Lecture 3: Linear Models

Munir Hiabu

Linear Models

In this lecture we will look at the linear regression problem with squared loss \(L(y_1,y_2)=(y_1-y_2)^2\)
We already know that the Bayes-rule is \(m^\ast(x)=\mathbb E[Y|X=x]\)

Linear Models Assumptions

Linear Model Assumption

There are parameters \(\beta_0^\ast, \beta_1^\ast, \dots \beta_p^\ast\), with \[ m^\ast(x)= \beta_0^\ast + \sum_{j=1}^p \beta_j^\ast x_j. \] In other words, we assume that \(m^\ast\) is a linear function, i.e., \(m^\ast \in \mathcal G=\{f: \ \mathbb R^{p}\mapsto \mathbb R| \ f(x)=\beta_0^+ \sum_{j=1}^p \beta_j x_j,\ \beta_0,\dots,\beta_p\in \mathbb R \}\).

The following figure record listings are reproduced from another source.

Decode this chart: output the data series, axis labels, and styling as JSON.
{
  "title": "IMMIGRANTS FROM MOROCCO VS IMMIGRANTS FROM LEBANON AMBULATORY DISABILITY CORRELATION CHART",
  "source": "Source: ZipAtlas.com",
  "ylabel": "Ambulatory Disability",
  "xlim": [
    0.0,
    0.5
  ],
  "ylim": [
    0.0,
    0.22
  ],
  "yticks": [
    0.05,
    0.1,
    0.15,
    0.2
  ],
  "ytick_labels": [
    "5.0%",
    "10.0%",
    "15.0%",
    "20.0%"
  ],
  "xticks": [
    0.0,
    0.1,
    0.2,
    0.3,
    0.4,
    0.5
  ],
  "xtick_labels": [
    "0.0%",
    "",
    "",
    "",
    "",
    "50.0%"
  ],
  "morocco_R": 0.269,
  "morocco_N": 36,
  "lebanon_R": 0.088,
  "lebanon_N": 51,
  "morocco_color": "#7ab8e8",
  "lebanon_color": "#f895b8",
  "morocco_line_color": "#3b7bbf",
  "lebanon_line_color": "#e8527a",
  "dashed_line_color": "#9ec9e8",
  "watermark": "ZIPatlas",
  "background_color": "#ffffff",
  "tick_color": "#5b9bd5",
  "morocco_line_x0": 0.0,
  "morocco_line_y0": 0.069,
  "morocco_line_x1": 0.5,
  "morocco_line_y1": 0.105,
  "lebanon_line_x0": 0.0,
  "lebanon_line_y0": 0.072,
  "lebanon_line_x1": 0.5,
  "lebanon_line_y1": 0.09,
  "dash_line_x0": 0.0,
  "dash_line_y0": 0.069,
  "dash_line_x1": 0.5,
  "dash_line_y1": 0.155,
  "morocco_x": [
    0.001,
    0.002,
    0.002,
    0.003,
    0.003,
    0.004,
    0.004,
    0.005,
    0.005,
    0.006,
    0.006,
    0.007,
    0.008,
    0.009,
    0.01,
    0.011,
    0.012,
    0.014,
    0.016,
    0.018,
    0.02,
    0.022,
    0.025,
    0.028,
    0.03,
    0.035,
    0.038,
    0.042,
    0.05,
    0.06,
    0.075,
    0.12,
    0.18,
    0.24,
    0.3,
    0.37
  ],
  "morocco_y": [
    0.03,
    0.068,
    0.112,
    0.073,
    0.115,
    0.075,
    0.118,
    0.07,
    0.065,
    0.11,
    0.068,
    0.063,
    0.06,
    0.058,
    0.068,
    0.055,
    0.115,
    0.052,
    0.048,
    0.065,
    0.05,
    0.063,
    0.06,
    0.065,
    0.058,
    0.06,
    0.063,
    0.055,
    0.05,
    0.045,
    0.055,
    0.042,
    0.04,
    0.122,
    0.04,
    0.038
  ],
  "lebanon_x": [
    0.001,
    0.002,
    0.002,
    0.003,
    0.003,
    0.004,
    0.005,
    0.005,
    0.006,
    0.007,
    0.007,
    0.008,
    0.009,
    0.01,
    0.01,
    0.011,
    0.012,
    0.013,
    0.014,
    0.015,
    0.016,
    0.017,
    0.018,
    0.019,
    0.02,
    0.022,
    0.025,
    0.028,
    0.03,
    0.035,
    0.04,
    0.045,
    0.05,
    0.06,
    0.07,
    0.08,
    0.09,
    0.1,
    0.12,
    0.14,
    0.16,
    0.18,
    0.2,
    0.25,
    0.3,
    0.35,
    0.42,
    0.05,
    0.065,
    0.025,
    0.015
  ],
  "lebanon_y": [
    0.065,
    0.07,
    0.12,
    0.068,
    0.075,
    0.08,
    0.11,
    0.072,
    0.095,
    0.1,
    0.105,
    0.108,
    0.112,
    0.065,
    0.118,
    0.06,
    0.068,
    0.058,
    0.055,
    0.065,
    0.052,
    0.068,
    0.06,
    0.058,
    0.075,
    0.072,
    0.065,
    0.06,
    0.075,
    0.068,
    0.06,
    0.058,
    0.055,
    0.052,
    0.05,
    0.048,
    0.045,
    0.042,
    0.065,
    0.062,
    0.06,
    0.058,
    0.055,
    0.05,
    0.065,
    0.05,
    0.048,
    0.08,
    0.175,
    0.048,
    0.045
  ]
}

First Implication of Linear Model Assumption

Given iid training data \((X_i,Y_i)\), \(i=1,\dots,n\), we have an additive noise model \[ Y_i= \beta_0^\ast + \sum_{j=1}^p \beta_j^\ast X_{ij}+ \varepsilon_i, \] with \(\varepsilon_i=Y_i-m^{\ast}(X_i)\), and hence iid with \(\mathbb E[\varepsilon_i|X_i]=0.\)

Linear Models Assumptions

By assuming \(E[Y|X=x] \in \mathcal G\)= linear functions we only consider estimation error and ignore inductive bias/approximation error
An alternative is to consider \(\beta^\ast= \Sigma^{-1} \mathbb E[YX], \Sigma=\mathbb E[XX^T]\), i.e., the best linear predictor without assuming that \(\mathbb E[Y|X]\) is linear.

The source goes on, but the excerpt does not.